News Brief from AXA Equitable: Highlights from recent notable market news reports
September 2, 2011
One investment adviser, Mark Matson, found in reviewing 10,000 prospective client portfolios recently that 70% of their assets on average were invested in cash and fixed-income securities (“Investors setting themselves up for ‘same disastrous pattern,’” by Andrew Osterland, Sept. 1, 2011, InvestmentNews).
“I suspected they would be heavy in cash, but not to this degree,” Matson, who manages just under $3 billion for individuals, told InvestmentNews. “Investors overweighted equities when they were hot, panicked when they crashed and are still sitting on the sideline.”
Matson’s finding is consistent with trends in Treasury yields, which are near historic lows because of economic uncertainty, but the steepening yield curve – the spread between yields on short and long duration Treasurys – points to some expectations for a U.S. recovery (“Treasurys’ Curve Ball: Yield Spread Hints at Growth Optimism,” by Tania Chen and Cynthia Lin, Aug. 31, 2011, The Wall Street Journal).

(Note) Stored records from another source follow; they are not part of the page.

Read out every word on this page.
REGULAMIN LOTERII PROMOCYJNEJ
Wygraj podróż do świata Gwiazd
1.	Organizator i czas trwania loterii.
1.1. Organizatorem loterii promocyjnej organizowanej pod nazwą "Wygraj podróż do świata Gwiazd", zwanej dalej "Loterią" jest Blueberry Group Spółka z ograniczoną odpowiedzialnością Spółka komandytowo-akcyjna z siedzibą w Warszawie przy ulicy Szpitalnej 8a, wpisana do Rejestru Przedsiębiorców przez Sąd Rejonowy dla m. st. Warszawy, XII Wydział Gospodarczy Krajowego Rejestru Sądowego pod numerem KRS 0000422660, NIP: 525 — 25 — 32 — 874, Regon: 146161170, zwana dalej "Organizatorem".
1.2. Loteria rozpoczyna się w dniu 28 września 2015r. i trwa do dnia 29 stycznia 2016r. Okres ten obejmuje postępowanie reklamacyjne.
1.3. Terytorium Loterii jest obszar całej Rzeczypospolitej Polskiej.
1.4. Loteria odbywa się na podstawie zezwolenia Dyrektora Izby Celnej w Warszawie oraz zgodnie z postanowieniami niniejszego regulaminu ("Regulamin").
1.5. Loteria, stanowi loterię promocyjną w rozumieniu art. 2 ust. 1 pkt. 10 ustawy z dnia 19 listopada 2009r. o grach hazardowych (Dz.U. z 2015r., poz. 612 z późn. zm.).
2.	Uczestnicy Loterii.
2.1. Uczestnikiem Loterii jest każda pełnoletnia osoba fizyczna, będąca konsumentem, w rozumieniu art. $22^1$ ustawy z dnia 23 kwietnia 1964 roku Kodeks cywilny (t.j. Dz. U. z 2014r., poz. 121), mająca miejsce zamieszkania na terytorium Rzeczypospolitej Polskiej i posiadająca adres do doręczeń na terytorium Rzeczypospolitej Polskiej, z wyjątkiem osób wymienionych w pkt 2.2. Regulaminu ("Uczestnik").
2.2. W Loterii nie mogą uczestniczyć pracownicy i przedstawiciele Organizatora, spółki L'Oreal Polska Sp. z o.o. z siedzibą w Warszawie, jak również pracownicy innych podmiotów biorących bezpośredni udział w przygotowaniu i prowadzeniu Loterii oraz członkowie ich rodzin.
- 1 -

“Yields down at these levels still reflect some nervousness, but the curve is much steeper today than anything you got in 2002, 2003, signaling a better economic environment going forward,” Dan Greenhaus of BTIG told the Journal, referring to the spread between 5-year and 30-year yields.
In the same vein, a Bloomberg article noted that “the economy has never contracted with the difference between 10- and 30-year Treasury yields as wide as the current 1.34 percentage points, or 134 basis points, since the so-called long bond was first issued in 1977.” (“Long Bond Shows No Double Dip in Widening Treasury Curve,” by Cordell Eddings, Aug. 29, 2011, Bloomberg).
The flight to quality that has depressed bond yields drove more than $2 trillion of market value out of the shares of companies in the S&P 500 index through the end of August from the July 22 peak (“S&P 500 at Reagan Recession Values After $2.3 Trillion Drop,” by Inyoung Hwang, Aug. 29, 2011, Bloomberg).
“There are truly some terrific values out there in companies, but it’s a question of timing,” John Massey of SunAmerica Asset Management told Bloomberg. “Right now, the market is very short-term sighted.”